Steps A-C may be done using Lead-DBS while steps D-E using Lead Connectome Mapper.
Fig. 2: The result is a connectivity profile from each (pair of) stimulation volumes. Above, functional connectivity profiles of DBS electrodes implanted in 12 Parkinson’s disease patients are shown. At first glance, they look pretty similar (which is not surprising since all electrodes are implanted inside the STN). However, small changes can be seen.
Fig. 3: …take, for instance a voxel inside M1 (orange boxes). Across subjects, it is mostly anticorrelated (cold colors) to the DBS sites but in some patients, it is posivite (hot colors).
Fig. 4: The connectivity profiles of patients may be concatenated to predictive maps by integrating them with clinical improvement (in our case % UPDRS-III improvement). In our article, we estimated three types of maps (for details, see Horn et al. 2017). Here, we’ll cover the R-map in detail only: It shows hot colors (positive R-values) for voxels a connectivity to which is positively associated with clinical improvement. Cold colors for the inverse: Weaker or more negative connectivity is associated with clinical improvement.

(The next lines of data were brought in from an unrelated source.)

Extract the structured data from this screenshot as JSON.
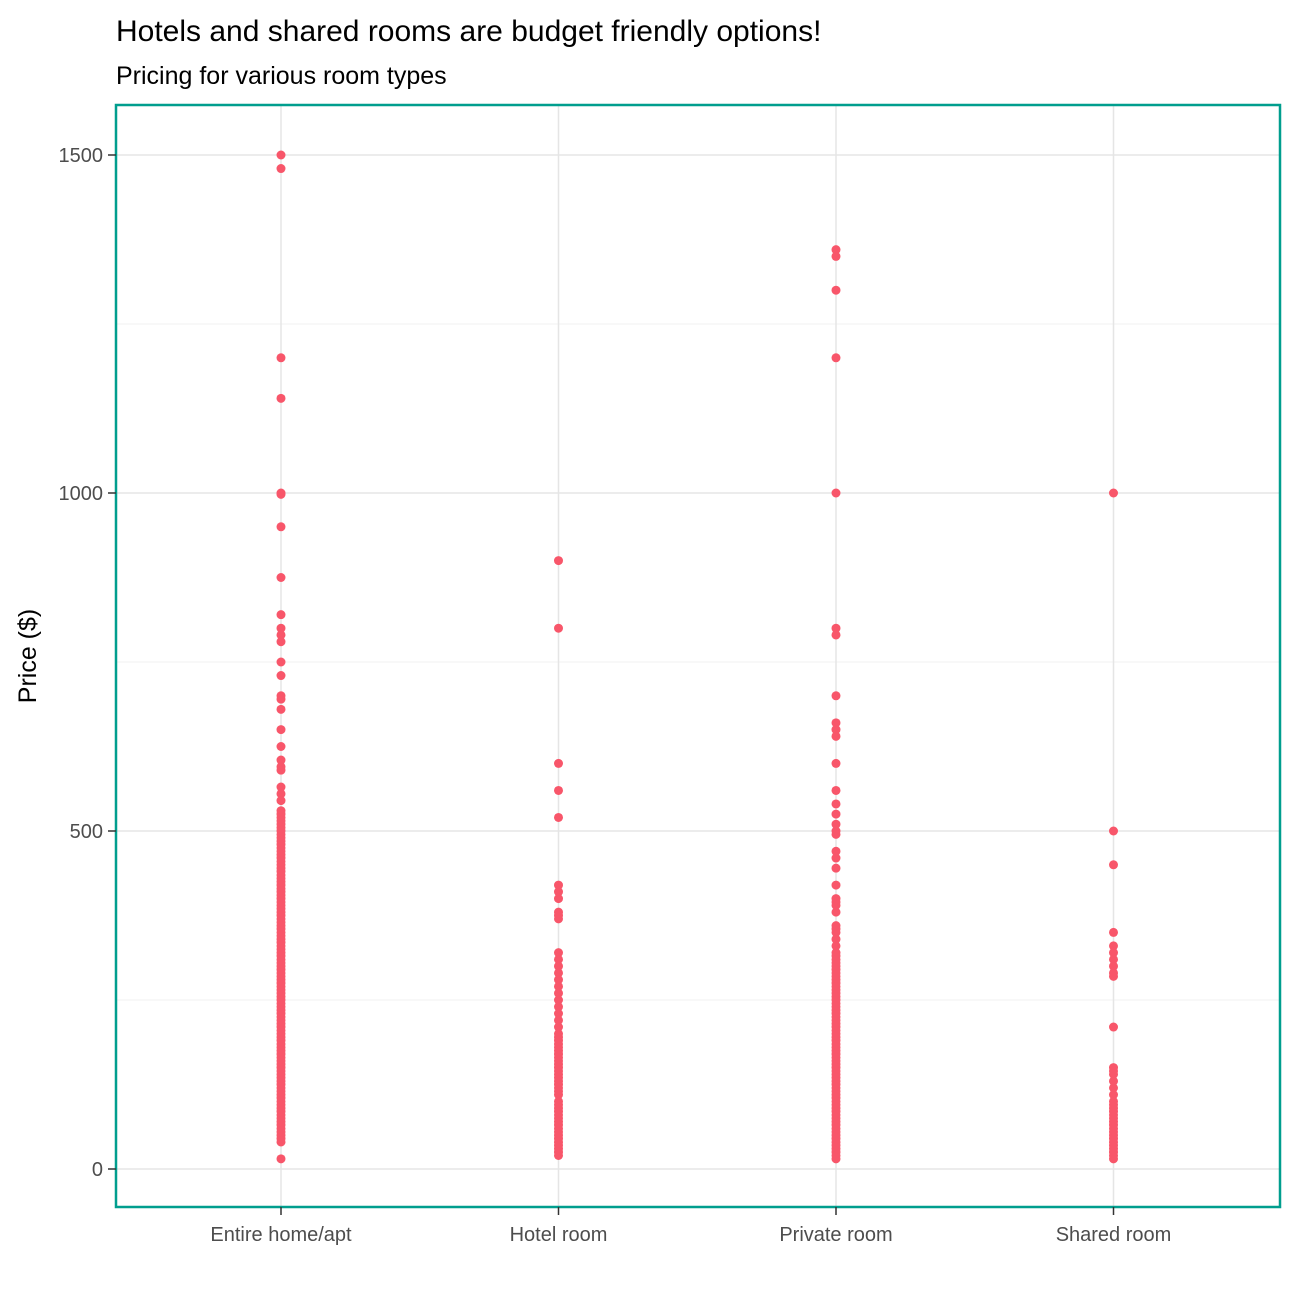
{
  "chart_data": {
    "type": "scatter",
    "title": "Hotels and shared rooms are budget friendly options!",
    "subtitle": "Pricing for various room types",
    "xlabel": "",
    "ylabel": "Price ($)",
    "ylim": [
      -115,
      1580
    ],
    "yticks": [
      0,
      500,
      1000,
      1500
    ],
    "ytick_labels": [
      "0",
      "500",
      "1000",
      "1500"
    ],
    "categories": [
      "Entire home/apt",
      "Hotel room",
      "Private room",
      "Shared room"
    ],
    "grid": true,
    "point_color": "#F8566A",
    "frame_color": "#009E8E",
    "series": [
      {
        "category": "Entire home/apt",
        "values": [
          1500,
          1480,
          1200,
          1140,
          1000,
          998,
          950,
          875,
          820,
          800,
          790,
          780,
          750,
          730,
          700,
          695,
          680,
          650,
          625,
          605,
          595,
          590,
          565,
          555,
          545,
          530,
          525,
          520,
          515,
          510,
          505,
          500,
          495,
          490,
          485,
          480,
          475,
          470,
          465,
          460,
          455,
          450,
          445,
          440,
          435,
          430,
          425,
          420,
          415,
          410,
          405,
          400,
          395,
          390,
          385,
          380,
          375,
          370,
          365,
          360,
          355,
          350,
          345,
          340,
          335,
          330,
          325,
          320,
          315,
          310,
          305,
          300,
          295,
          290,
          285,
          280,
          275,
          270,
          265,
          260,
          255,
          250,
          245,
          240,
          235,
          230,
          225,
          220,
          215,
          210,
          205,
          200,
          195,
          190,
          185,
          180,
          175,
          170,
          165,
          160,
          155,
          150,
          145,
          140,
          135,
          130,
          125,
          120,
          115,
          110,
          105,
          100,
          95,
          90,
          85,
          80,
          75,
          70,
          65,
          60,
          55,
          50,
          45,
          40,
          15
        ]
      },
      {
        "category": "Hotel room",
        "values": [
          900,
          800,
          600,
          560,
          520,
          420,
          410,
          400,
          380,
          375,
          370,
          320,
          310,
          300,
          290,
          280,
          270,
          260,
          250,
          240,
          230,
          220,
          210,
          200,
          195,
          190,
          185,
          180,
          175,
          170,
          165,
          160,
          155,
          150,
          145,
          140,
          135,
          130,
          125,
          120,
          115,
          110,
          100,
          95,
          90,
          85,
          80,
          75,
          70,
          65,
          60,
          55,
          50,
          45,
          40,
          35,
          30,
          25,
          20
        ]
      },
      {
        "category": "Private room",
        "values": [
          1360,
          1350,
          1300,
          1200,
          1000,
          800,
          790,
          700,
          660,
          650,
          640,
          600,
          560,
          540,
          525,
          510,
          500,
          495,
          470,
          460,
          445,
          420,
          400,
          395,
          390,
          380,
          360,
          355,
          350,
          340,
          330,
          320,
          315,
          310,
          305,
          300,
          295,
          290,
          285,
          280,
          275,
          270,
          265,
          260,
          255,
          250,
          245,
          240,
          235,
          230,
          225,
          220,
          215,
          210,
          205,
          200,
          195,
          190,
          185,
          180,
          175,
          170,
          165,
          160,
          155,
          150,
          145,
          140,
          135,
          130,
          125,
          120,
          115,
          110,
          105,
          100,
          95,
          90,
          85,
          80,
          75,
          70,
          65,
          60,
          55,
          50,
          45,
          40,
          35,
          30,
          25,
          20,
          15
        ]
      },
      {
        "category": "Shared room",
        "values": [
          1000,
          500,
          450,
          350,
          330,
          320,
          310,
          300,
          290,
          285,
          210,
          150,
          145,
          140,
          130,
          120,
          110,
          100,
          95,
          90,
          85,
          80,
          75,
          70,
          65,
          60,
          55,
          50,
          45,
          40,
          35,
          30,
          25,
          20,
          15
        ]
      }
    ]
  }
}
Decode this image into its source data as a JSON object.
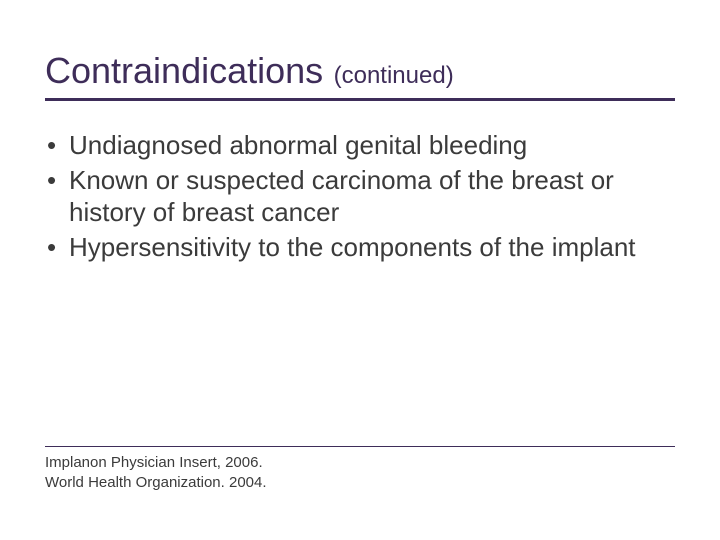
{
  "colors": {
    "title": "#3e2d59",
    "title_sub": "#3e2d59",
    "underline": "#3e2d59",
    "body_text": "#3b3b3b",
    "bullet": "#3b3b3b",
    "footer_rule": "#3e2d59",
    "footer_text": "#3b3b3b",
    "background": "#ffffff"
  },
  "typography": {
    "title_fontsize": 36,
    "subtitle_fontsize": 24,
    "body_fontsize": 26,
    "footer_fontsize": 15,
    "font_family": "Arial"
  },
  "title": {
    "main": "Contraindications",
    "sub": "(continued)"
  },
  "bullets": [
    "Undiagnosed abnormal genital bleeding",
    "Known or suspected carcinoma of the breast or history of breast cancer",
    "Hypersensitivity to the components of the implant"
  ],
  "footer_lines": [
    "Implanon Physician Insert, 2006.",
    "World Health Organization. 2004."
  ]
}
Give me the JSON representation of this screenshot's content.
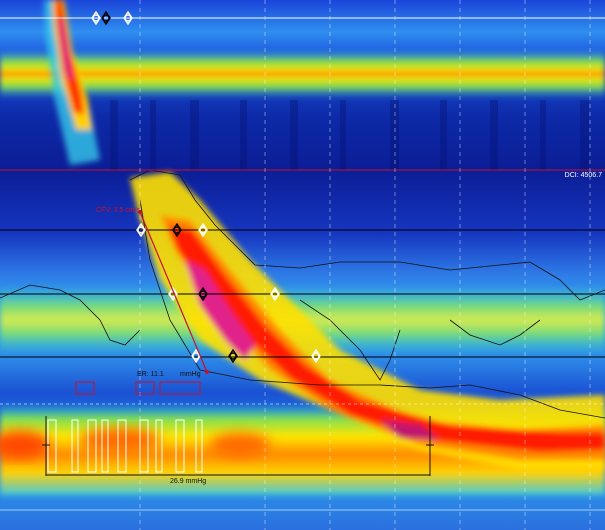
{
  "readouts": {
    "dci": "DCI: 4506.7",
    "cfv": "CFV: 3.5 cm/s",
    "er_prefix": "ER: 11.1",
    "er_unit": "mmHg",
    "distal_latency": "26.9 mmHg"
  },
  "colors": {
    "background": "#0b1d96",
    "isobar_red": "#c8102e",
    "guide_white": "#ffffff",
    "guide_black": "#000000"
  },
  "icons": {
    "marker": "diamond-cursor-icon"
  }
}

An intuitive explanation of this type of map is that it shows areas that a DBS electrode “should be” connected to and areas to which it “should not be” connected for best efficacy.
Finally, these maps may be used to actually predict outcome (right hand scatter plots) in new patients by estimating the similarity between the map and a novel patient’s DBS electrode connectivity profile (maps as shown in figs. 2-3). Similarity between two brain maps can be estimated using many metrics and generally falls into the domain of proximity/distant metrics (treating the two maps as two N-dimensional points in space and calculating their distance). In our case we chose (spatial) correlation as a normalized distance metric.
The three types of maps may be created using ea_Rmap, ea_Amap and ea_Cmap code included in Lead-DBS.
Fig. 5: In our study, we could show that a map learned from data in one DBS center may be used to predict outcome in data from a second DBS center. This may demonstrate the utility of these maps to define optimal connectivity profiles for effective DBS.
Fig. 6: Summary of CBM results for STN-DBS in PD. A) active contacts from two cohorts mapped to the STN in MNI space. B) rs-fMRI connectivity based connectivity benefit map (R-map type) for % UPDRS-III improvement. C) connected fibertracts colored by association with good (red), midline (yellow) or poor (blue) symptom improvement.
Normative vs. Individualized Connectivity
The above example uses normative connectomes to perform connectivity benefit mapping. However, of course these could be exchanged by individualized, patient-specific connectomes (and studies are running to do so). Furthermore, the concept could be used to guide DBS programming and/or DBS surgery. Finally, the connectivity profiles may help to define target maps for noninvasive brain stimulation (in this concept, the 2014 PNAS article by Michael Fox et al. is highly enlightening).